Urge your senator to support HB 379 - transparency in arbitration

This important legislation regarding transparency in arbitration has already passed the House and will having a hearing April 6 in the Senate Finance Committee. Please tell your senator that you support this important legislation.

MCRC's testimony follows:
Within the past fifteen years, corporations have moved towards requiring consumers to submit all legal claims to mandatory arbitration rather than having their day in court. Mandatory arbitration means that the consumer waives the right to sue or participate in a class action suit. The practice of mandatory arbitration has grown in every segment of the marketplace-home sales contracts, insurance companies, car rental companies, and car dealers.

Many employers now require employees to submit all claims (wage and hour, civil rights) to binding arbitration. When seeking medical treatment, patients are often required to sign mandatory arbitration clauses before receiving care. HMOs as well as hospitals use these clauses.

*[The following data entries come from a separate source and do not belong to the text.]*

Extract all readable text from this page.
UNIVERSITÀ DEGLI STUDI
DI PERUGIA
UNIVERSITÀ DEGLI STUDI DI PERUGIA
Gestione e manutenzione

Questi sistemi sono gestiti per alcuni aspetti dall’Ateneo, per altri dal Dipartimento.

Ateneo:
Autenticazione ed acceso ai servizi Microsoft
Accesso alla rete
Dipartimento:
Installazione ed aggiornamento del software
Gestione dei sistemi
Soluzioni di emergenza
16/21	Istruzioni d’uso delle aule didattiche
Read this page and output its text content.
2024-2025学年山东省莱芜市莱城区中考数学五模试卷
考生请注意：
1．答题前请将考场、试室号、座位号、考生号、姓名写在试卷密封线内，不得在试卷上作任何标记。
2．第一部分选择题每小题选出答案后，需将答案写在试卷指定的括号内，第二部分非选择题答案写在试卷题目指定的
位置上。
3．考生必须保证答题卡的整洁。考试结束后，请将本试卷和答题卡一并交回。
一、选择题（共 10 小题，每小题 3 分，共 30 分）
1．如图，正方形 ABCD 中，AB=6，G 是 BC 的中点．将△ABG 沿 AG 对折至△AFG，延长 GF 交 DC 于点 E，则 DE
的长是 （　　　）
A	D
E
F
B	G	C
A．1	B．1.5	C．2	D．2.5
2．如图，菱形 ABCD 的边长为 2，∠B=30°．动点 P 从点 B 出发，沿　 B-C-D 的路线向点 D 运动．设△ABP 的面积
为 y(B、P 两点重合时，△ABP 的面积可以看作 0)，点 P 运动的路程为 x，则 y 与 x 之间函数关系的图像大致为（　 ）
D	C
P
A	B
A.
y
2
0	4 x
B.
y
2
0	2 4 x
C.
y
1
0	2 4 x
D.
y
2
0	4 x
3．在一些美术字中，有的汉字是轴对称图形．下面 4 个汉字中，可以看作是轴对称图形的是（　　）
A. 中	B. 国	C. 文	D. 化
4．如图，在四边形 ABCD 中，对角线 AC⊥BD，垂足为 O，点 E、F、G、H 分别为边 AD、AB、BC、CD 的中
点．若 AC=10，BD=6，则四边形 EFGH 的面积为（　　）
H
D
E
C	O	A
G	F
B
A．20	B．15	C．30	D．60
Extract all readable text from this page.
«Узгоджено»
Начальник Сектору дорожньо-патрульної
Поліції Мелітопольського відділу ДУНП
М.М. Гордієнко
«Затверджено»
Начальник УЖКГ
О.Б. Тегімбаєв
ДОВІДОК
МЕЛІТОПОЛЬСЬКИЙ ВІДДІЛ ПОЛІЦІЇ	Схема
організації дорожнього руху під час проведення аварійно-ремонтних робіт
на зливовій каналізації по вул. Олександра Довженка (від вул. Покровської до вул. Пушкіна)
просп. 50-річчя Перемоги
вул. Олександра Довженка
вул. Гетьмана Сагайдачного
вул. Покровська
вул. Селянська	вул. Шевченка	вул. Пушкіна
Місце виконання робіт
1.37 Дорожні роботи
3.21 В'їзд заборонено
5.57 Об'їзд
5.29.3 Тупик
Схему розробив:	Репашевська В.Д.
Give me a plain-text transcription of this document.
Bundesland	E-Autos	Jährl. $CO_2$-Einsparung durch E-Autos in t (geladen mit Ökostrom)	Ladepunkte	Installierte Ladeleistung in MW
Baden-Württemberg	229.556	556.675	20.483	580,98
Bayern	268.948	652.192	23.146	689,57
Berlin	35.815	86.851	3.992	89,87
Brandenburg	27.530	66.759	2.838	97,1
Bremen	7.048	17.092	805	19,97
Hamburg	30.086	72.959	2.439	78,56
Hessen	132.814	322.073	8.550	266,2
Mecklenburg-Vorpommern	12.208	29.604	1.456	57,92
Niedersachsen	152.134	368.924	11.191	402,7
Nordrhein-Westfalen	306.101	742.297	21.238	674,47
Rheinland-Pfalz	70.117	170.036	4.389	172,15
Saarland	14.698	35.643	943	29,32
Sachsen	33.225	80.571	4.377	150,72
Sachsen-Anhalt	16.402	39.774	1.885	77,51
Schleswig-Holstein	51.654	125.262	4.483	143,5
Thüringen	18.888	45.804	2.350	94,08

In short, mandatory arbitration binds the ways in which consumers seek redress with their employer, their health care provider, and with vendors who sell goods and services. Yet, consumers have virtually no access to information about the arbitrations and the groups that perform arbitration.

This lack of information represents a market failure. Without access to information about arbitration firms and individual arbitrators, the consumer has no way to determine whether mandatory arbitration would resolve any claims in an unbiased manner.

Corporations often contract with private arbitration firms and individual arbitrators to settle disputes. Not surprisingly, the firms and individuals develop close working relationships. Using California data, Public Citizen found that 90 percent of cases were funneled to about two dozen arbitrators. Another study by Center for Responsible Lending showed that the heavy repeat arbitrators were much more likely to rule for the lender.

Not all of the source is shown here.